Bu yazıyı size yazdıran şey nedir? Ciddi bir itham, kaynağınız?
Zaman zaman böyle şeyler yazıyorum. Bu ilk değil, son da olmayacak. Bu işler dün de 5000 yıl önce de böyle idi. Bugün de böyle, yarın da böyle olacak... Hak-batıl mücacelesi. Bize düşen görev ise adil şahidler olmak. Uyarmak...
Dindarlar kadın, para, şan şöhretle sınavlarını iyi veremediler mi sizce?
Sadece dindarlar değil, Şeytan’ın insanoğluna karşı en başarılı olduğu alan. Irkçılık ve o saydıklarınız.
AK Parti içinde olmakla yanında olmak farklı şeyler mi?
Evet de ben parti üyesi filan değilim. Sivil bir kişiyim, ama AK Parti için, dün olduğu gibi, bu seçimde de AK Parti için en çok çalışan ilk 10’un içindeyimdir belki de.
7 Haziran’daki seçim sonucu bu zaafların sonucu mudur? Yani Allah’ın tokadı...
Allah bizi mallarımız, canlarımız, sevdiklerimizle, bizi kimi zaman artırarak, kimi zaman eksilterek imtihan edecektir. Bu bir ikaz da olabilir, bir imtihan gereği de. Aday sorunu da vardı, başka sebebler de. Elbette her olan şey bir takım sebebler vardır. O sebeblerden bir takım kişilerin sorumlulukları vardır, elbette.
AK Parti içindeki zaafları eleştirmek harammış gibi davranılıyor, neden? Halbuki davaya dost olanın tavrı bu diye düşünüyor musunuz?
Eleştiri konusunda insanlar isteksiz. Oysa bizde ‘Dost acı söyler’ diye bir söz vardır. Yapıcı bir eleştiri, sıradan bir övgüden daha değerlidir. Bazıları kraldan fazla kralcı. Ben birilerinin tevazuu bir başkasının kibrine vesile olmamalıdır diye düşünürüm.
AK Parti Sözcüsü Ömer Çelik ‘İsrail’le ve halkıyla dostuz’ dedi, gerçekten öyle miyiz?

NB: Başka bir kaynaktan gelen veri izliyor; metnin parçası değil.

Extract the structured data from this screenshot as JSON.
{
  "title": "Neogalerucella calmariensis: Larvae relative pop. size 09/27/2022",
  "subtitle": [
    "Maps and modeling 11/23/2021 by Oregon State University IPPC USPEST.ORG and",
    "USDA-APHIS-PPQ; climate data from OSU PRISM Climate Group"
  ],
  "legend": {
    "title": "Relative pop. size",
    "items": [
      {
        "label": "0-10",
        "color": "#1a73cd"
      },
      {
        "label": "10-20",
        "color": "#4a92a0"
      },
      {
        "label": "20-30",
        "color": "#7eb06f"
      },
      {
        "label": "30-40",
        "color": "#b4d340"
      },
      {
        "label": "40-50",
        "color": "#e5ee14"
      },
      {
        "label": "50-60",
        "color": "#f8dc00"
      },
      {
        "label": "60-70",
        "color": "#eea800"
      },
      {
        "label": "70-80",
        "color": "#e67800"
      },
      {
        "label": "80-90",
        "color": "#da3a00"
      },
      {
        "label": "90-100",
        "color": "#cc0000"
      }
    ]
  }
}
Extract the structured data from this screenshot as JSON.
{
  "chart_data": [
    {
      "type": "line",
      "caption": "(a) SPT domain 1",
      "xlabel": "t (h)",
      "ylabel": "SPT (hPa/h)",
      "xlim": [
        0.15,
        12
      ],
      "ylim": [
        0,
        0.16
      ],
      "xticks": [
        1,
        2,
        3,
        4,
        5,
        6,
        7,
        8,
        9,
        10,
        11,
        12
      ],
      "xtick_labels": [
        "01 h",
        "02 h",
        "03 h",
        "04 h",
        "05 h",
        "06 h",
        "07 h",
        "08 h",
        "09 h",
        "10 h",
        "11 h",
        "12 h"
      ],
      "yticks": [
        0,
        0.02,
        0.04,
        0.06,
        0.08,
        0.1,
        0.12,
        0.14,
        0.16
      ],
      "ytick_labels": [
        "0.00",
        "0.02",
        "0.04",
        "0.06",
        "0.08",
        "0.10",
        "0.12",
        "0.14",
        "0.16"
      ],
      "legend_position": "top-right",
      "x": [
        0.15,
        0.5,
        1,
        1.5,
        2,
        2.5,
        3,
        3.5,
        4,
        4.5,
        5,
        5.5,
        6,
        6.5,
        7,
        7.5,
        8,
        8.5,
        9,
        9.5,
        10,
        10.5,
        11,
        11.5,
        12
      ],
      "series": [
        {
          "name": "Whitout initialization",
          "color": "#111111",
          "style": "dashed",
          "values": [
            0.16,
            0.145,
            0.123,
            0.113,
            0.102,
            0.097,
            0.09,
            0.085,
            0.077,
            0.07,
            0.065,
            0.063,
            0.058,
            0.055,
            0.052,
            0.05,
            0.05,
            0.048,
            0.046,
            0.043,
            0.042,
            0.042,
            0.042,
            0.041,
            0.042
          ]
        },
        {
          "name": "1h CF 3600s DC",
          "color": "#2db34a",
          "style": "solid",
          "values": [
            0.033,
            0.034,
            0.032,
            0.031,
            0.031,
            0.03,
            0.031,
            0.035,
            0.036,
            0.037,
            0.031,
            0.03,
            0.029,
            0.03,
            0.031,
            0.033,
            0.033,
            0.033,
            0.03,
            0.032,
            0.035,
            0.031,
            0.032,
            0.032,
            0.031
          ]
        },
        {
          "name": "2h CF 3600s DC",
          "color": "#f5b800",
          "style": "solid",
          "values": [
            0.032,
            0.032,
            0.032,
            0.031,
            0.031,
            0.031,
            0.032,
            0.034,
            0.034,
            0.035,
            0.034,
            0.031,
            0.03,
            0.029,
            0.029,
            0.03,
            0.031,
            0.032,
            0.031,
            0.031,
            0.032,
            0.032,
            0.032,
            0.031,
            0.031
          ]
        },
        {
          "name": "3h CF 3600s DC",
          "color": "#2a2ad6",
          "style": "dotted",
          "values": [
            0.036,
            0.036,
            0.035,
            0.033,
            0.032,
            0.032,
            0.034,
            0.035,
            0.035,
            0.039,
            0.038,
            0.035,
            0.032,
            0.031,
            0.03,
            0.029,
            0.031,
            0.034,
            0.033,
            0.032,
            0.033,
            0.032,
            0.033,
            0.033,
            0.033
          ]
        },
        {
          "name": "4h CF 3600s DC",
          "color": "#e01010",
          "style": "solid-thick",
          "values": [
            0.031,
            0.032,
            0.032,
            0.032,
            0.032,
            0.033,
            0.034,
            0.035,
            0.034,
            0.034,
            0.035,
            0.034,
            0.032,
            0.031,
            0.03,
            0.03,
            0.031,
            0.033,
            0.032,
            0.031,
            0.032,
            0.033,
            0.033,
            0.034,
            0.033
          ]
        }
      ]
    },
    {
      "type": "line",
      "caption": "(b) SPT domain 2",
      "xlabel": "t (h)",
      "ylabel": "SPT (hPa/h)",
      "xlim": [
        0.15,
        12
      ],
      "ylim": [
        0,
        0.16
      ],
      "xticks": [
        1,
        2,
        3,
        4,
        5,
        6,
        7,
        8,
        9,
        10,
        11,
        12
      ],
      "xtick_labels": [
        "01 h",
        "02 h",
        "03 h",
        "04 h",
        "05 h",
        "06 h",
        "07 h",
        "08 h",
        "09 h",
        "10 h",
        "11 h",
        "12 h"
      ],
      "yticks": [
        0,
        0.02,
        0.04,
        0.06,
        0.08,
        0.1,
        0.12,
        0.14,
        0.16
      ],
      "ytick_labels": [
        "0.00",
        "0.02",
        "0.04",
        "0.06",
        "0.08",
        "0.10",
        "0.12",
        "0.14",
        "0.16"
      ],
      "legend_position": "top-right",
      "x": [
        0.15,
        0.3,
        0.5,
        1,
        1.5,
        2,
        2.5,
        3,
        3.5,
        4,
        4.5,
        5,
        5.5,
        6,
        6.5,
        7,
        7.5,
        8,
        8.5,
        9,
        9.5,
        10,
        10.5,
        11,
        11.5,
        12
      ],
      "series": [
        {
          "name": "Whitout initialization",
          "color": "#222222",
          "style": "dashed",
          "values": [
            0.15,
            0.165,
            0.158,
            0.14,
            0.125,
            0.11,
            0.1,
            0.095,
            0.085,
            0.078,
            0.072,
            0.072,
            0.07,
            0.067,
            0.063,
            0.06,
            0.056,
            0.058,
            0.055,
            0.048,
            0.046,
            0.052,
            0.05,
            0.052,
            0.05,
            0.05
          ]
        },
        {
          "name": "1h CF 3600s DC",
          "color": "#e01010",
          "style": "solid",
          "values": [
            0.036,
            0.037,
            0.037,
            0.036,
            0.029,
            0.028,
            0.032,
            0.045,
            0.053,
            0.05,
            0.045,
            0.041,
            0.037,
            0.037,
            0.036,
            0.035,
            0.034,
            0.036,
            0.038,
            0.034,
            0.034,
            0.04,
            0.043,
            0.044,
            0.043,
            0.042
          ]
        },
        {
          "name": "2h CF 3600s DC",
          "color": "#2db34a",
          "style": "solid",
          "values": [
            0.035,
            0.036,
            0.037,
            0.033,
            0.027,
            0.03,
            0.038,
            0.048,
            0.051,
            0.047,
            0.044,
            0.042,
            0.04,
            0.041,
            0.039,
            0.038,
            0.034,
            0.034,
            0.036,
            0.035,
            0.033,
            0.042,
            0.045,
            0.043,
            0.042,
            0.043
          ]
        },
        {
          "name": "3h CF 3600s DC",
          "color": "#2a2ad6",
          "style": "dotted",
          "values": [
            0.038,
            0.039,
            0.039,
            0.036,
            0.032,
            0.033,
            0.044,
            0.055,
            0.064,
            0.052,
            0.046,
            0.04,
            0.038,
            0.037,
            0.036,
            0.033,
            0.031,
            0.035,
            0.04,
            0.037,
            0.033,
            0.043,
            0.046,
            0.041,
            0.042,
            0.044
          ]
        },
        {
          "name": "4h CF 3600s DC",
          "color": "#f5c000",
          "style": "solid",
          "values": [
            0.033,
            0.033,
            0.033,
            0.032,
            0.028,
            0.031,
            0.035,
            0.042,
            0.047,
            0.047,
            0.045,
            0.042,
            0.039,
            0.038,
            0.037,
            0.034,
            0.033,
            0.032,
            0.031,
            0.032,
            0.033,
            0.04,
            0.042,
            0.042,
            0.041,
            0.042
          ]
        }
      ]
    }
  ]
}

Maksadını aşan bir ifade... İsrail’de Gazze bombalamasına katılmamak için istifa eden pilotlar da vardı. Mavi Marmara’ya binen de. İsrail’de Siyonist terörden şikayet eden insanlar da var. Hz. Musa, Hz. Harun Firavunun sarayında büyümüştü, öte yandan Hz. Nuh’un oğlu gemiye binmemişti. Kaldı ki, Müslüman olmasa da bütün mazlumlar ümmetin koruması altında olmalı. Ama İsrail’i bir bütün olarak aklama anlamına gelen bir ifade doğru değil. Politikacılar, ne dedikleri kadar sözlerinin nasıl anlaşıldığını, ya da nasıl kullanılacağını da hesaba katmak zorunda.
Tayyip Erdoğan’la basket maçını mı yoksa bilek güreşini mi tercih ederdiniz?
Musafaha etmeyi. El ele tutuşup Peygamber’e salavat getirmeyi. Mesela birlikte tavaf yapmayı.